Gluttons and gastronomes will already be salivating.
But when Sheffield’s second Food Festival picks up its knife and fork next month, it’s with a menu of events designed to reach far more than local tastebuds.
The July 4-10 event, held at venues across the city, is all set to be both an education of the palate and the plate for anticipated crowds of 40,000.
After last year’s first event – which finally brought Sheffield in line with other major cities who have long been celebrating their wealth of culinary specialities, local food producers, experts and chefs, the next promises to be packed with ‘real substance and values as well as fabulous gourmet food’, say organisers.
While the heart of the city will be transformed into foodie heaven with plenty of wine-slurping and food-tasting going on, there is to be a strong focus on giving people the skills and knowledge to eat more healthily – as part of the city’s Let’s Change 4-Life scheme to help tackle obesity.
A delicious array of events range from masterclasses to markets of local food. There will be more than 30 events specifically for children at the Sheffield Children’s Festival in the Winter Gardens. Picnics and community events are planned.

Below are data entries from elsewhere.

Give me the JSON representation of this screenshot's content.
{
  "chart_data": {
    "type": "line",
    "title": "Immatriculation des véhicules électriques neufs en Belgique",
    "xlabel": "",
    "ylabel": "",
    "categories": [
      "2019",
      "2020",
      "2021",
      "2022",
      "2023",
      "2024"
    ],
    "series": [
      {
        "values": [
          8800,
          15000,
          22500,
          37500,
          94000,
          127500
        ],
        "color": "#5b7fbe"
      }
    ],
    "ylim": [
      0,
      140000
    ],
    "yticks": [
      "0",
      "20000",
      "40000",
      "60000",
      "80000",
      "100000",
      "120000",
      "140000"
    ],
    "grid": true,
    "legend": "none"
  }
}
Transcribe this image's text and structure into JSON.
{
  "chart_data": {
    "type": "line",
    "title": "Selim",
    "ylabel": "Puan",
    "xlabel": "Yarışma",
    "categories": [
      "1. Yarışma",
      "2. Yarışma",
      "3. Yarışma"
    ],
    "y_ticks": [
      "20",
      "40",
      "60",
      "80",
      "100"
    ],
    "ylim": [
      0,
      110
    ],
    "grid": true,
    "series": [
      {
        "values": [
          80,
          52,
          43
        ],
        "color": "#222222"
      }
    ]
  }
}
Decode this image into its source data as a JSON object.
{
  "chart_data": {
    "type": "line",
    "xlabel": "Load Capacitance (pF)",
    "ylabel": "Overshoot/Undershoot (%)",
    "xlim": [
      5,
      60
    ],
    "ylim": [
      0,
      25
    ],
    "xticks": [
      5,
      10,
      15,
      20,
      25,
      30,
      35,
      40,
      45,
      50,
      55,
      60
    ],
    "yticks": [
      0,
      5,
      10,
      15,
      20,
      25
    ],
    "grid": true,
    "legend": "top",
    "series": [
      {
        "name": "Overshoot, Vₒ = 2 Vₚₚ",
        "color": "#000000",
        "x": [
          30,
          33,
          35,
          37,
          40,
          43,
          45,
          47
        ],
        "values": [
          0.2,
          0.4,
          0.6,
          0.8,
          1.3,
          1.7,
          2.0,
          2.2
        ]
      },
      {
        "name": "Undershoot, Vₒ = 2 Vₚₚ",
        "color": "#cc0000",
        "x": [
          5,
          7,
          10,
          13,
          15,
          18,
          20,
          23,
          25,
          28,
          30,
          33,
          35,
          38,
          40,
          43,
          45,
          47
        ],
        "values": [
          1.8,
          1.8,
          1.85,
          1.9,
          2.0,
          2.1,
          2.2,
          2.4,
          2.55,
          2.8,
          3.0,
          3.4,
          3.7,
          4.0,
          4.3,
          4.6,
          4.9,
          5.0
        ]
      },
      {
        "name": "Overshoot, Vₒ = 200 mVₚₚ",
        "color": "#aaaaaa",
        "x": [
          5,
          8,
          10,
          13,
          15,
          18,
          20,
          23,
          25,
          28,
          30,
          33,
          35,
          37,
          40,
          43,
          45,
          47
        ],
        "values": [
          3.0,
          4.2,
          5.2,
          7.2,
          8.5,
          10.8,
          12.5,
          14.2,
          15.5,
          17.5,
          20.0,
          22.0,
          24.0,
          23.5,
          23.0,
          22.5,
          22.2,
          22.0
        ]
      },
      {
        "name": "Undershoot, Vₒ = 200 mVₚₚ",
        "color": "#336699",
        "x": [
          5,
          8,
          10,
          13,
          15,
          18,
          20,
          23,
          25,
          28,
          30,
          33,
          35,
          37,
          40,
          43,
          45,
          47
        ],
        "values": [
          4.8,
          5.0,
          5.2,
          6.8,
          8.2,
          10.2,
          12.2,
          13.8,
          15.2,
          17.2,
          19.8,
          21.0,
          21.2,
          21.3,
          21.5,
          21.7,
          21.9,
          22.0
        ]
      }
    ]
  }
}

A temporary farm, complete with cows from Dungworth ice cream-makers Our Cow Molly, is to be sited slap-bang in the pedestrianised city centre. Passers-by may get the chance to milk a cow and make ices with liquid nitrogen, Heston Blumenthal-style.
Throughout the week, which is being organised by a team of specialists garnered from the City Council, Sheffield Hallam University’s Business School, plus local businesses, over 30 bars and restaurants will run special offers and chef demos.
The biggest and most vibrant producers market the city has seen will line Fargate and a real ale trail will celebrate Sheffield’s micro breweries as part of The Festival Real Ale Extravaganza.
In addition, 200 master classes and demonstrations will be staged across the city. They will range from gourmet tips from top chefs, including local Michelin- starred chefs Rupert Rowley and Tessa Bramley, to ‘how to’ sessions promoting home growing and family cooking.
Lessons in chocolate-making and cheese tasting are planned and an exhibition of 16th century cookbooks will be staged.
Organiser Liz Sharples, principal lecturer at Sheffield Business School, said: “We have served up a real range of masterclasses that will appeal to tastebuds of all types. People will be able to put what they have learnt into use in their own kitchens.”